🤖 AI Summary
In multi-service-provider (SP) federated learning, non-cooperative behavior arises from privacy constraints and competing interests among SPs. To address this, we propose a game-theoretic multi-agent reinforcement learning framework that jointly optimizes client assignment, adaptive quantization, and resource scheduling. Our method innovatively integrates Pareto Actor-Critic with expected quantile regression, and introduces Tripartite Cartesian Action Decomposition (TCAD) and a parameterized conjecture generator to enable scalable computation of Pareto-optimal equilibria in high-dimensional action spaces.
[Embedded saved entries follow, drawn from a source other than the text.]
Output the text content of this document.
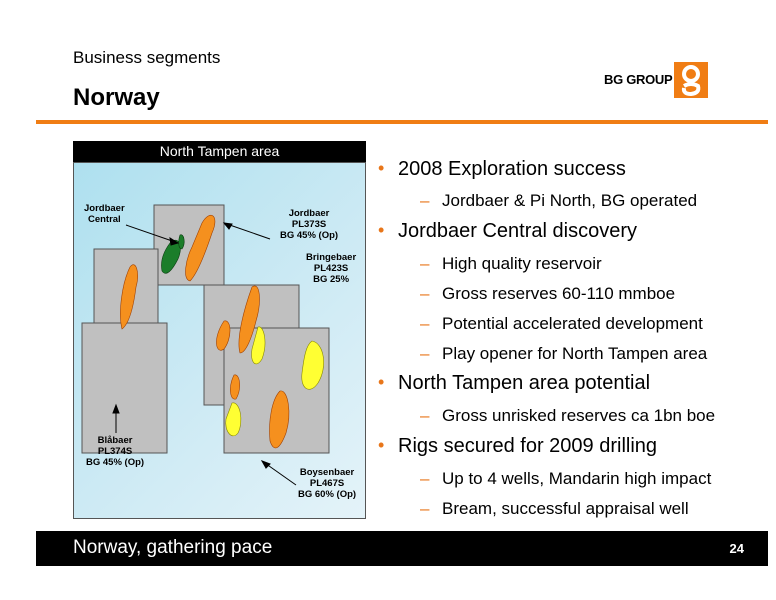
Business segments
Norway
BG GROUP
North Tampen area
Jordbaer
Central
Jordbaer
PL373S
BG 45% (Op)
Bringebaer
PL423S
BG 25%
Blåbaer
PL374S
BG 45% (Op)
Boysenbaer
PL467S
BG 60% (Op)
• 2008 Exploration success
– Jordbaer & Pi North, BG operated
• Jordbaer Central discovery
– High quality reservoir
– Gross reserves 60-110 mmboe
– Potential accelerated development
– Play opener for North Tampen area
• North Tampen area potential
– Gross unrisked reserves ca 1bn boe
• Rigs secured for 2009 drilling
– Up to 4 wells, Mandarin high impact
– Bream, successful appraisal well
Norway, gathering pace	24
Experiments demonstrate that our approach outperforms state-of-the-art methods, achieving 5.8% higher total reward and 4.2% improvement in hypervolume metric. It further attains superior trade-offs between individual utility and system-wide performance under data heterogeneity and large-scale deployment.
📝 Abstract
Federated learning (FL) in multi-service provider (SP) ecosystems is fundamentally hampered by non-cooperative dynamics, where privacy constraints and competing interests preclude the centralized optimization of multi-SP communication and computation resources. In this paper, we introduce PAC-MCoFL, a game-theoretic multi-agent reinforcement learning (MARL) framework where SPs act as agents to jointly optimize client assignment, adaptive quantization, and resource allocation. Within the framework, we integrate Pareto Actor-Critic (PAC) principles with expectile regression, enabling agents to conjecture optimal joint policies to achieve Pareto-optimal equilibria while modeling heterogeneous risk profiles. To manage the high-dimensional action space, we devise a ternary Cartesian decomposition (TCAD) mechanism that facilitates fine-grained control. Further, we develop PAC-MCoFL-p, a scalable variant featuring a parameterized conjecture generator that substantially reduces computational complexity with a provably bounded error. Alongside theoretical convergence guarantees, our framework's superiority is validated through extensive simulations -- PAC-MCoFL achieves approximately 5.8% and 4.2% improvements in total reward and hypervolume indicator (HVI), respectively, over the latest MARL solutions. The results also demonstrate that our method can more effectively balance individual SP and system performance in scaled deployments and under diverse data heterogeneity.